Vanessa recordó a su padre Juan Formell con “Y después de todo qué” y el Lele hijo evocó la primera canción que le endilgó el fallecido director de la agrupación.
Ya era sábado cuando cerraron con “Se me pone la cabeza mala”, colofón de un concierto que les trajo con la gira titulada “Ven y dame un abrazo”, que inició en Santiago de Chile y continuará en Buenos Aires y Rosario, Argentina.
Los Van Van cumplen 57 años y vibran de lozanía.

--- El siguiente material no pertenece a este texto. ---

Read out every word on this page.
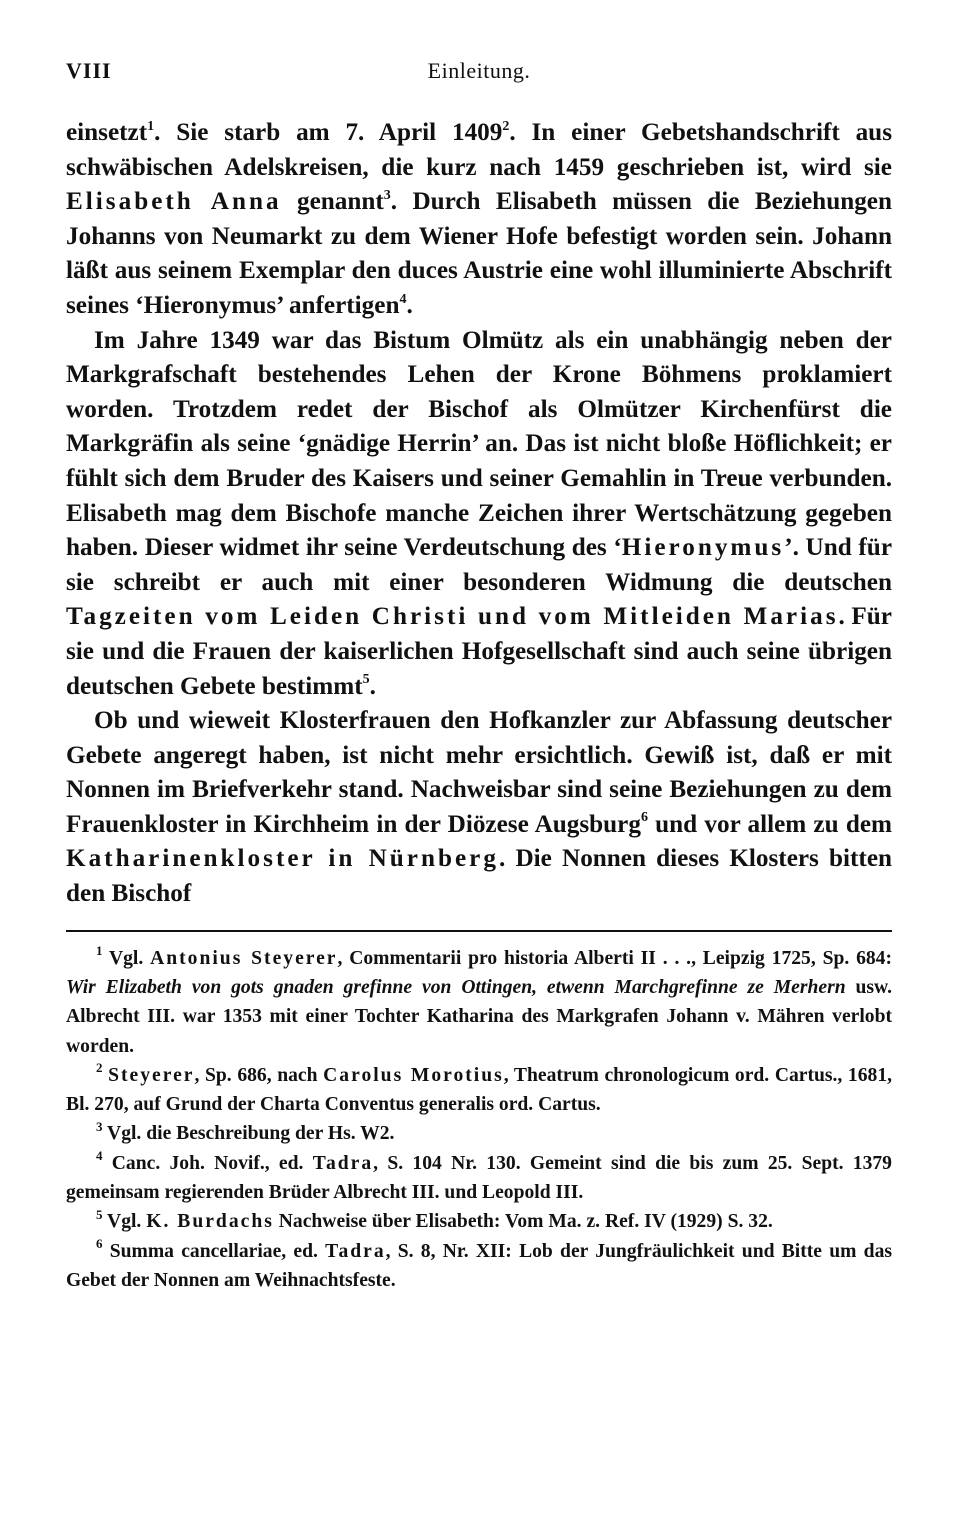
VIII	Einleitung.

einsetzt$^1$. Sie starb am 7. April 1409$^2$. In einer Gebetshandschrift aus schwäbischen Adelskreisen, die kurz nach 1459 geschrieben ist, wird sie Elisabeth Anna genannt$^3$. Durch Elisabeth müssen die Beziehungen Johanns von Neumarkt zu dem Wiener Hofe befestigt worden sein. Johann läßt aus seinem Exemplar den duces Austrie eine wohl illuminierte Abschrift seines ‘Hieronymus’ anfertigen$^4$.

Im Jahre 1349 war das Bistum Olmütz als ein unabhängig neben der Markgrafschaft bestehendes Lehen der Krone Böhmens proklamiert worden. Trotzdem redet der Bischof als Olmützer Kirchenfürst die Markgräfin als seine ‘gnädige Herrin’ an. Das ist nicht bloße Höflichkeit; er fühlt sich dem Bruder des Kaisers und seiner Gemahlin in Treue verbunden. Elisabeth mag dem Bischofe manche Zeichen ihrer Wertschätzung gegeben haben. Dieser widmet ihr seine Verdeutschung des ‘Hieronymus’. Und für sie schreibt er auch mit einer besonderen Widmung die deutschen Tagzeiten vom Leiden Christi und vom Mitleiden Marias. Für sie und die Frauen der kaiserlichen Hofgesellschaft sind auch seine übrigen deutschen Gebete bestimmt$^5$.

Ob und wieweit Klosterfrauen den Hofkanzler zur Abfassung deutscher Gebete angeregt haben, ist nicht mehr ersichtlich. Gewiß ist, daß er mit Nonnen im Briefverkehr stand. Nachweisbar sind seine Beziehungen zu dem Frauenkloster in Kirchheim in der Diözese Augsburg$^6$ und vor allem zu dem Katharinenkloster in Nürnberg. Die Nonnen dieses Klosters bitten den Bischof

$^1$ Vgl. Antonius Steyerer, Commentarii pro historia Alberti II . . ., Leipzig 1725, Sp. 684: Wir Elizabeth von gots gnaden grefinne von Ottingen, etwenn Marchgrefinne ze Merhern usw. Albrecht III. war 1353 mit einer Tochter Katharina des Markgrafen Johann v. Mähren verlobt worden.

$^2$ Steyerer, Sp. 686, nach Carolus Morotius, Theatrum chronologicum ord. Cartus., 1681, Bl. 270, auf Grund der Charta Conventus generalis ord. Cartus.

$^3$ Vgl. die Beschreibung der Hs. W2.

$^4$ Canc. Joh. Novif., ed. Tadra, S. 104 Nr. 130. Gemeint sind die bis zum 25. Sept. 1379 gemeinsam regierenden Brüder Albrecht III. und Leopold III.

$^5$ Vgl. K. Burdachs Nachweise über Elisabeth: Vom Ma. z. Ref. IV (1929) S. 32.

$^6$ Summa cancellariae, ed. Tadra, S. 8, Nr. XII: Lob der Jungfräulichkeit und Bitte um das Gebet der Nonnen am Weihnachtsfeste.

Aquí hicieron un recuento de más de 30 discos, incluido “Llegó Van Van”, que le valió el Grammy al Mejor Álbum de Salsa en el año 2000.
Fundada el 4 de diciembre de 1969 por el compositor, bajista y arreglista Juan Formell, la orquesta devino verdadero símbolo de la cultura cubana.
La banda tiene un timbre peculiar con el que Formell (fallecido en 2014) fusionó el son con influencias del rock, funk y pop, todo un mejunje que hoy se reconoce como timba.
El show en Montevideo lo abrió La Guagua, banda uruguaya formada en 2019 dedicada a la música tradicional cubana.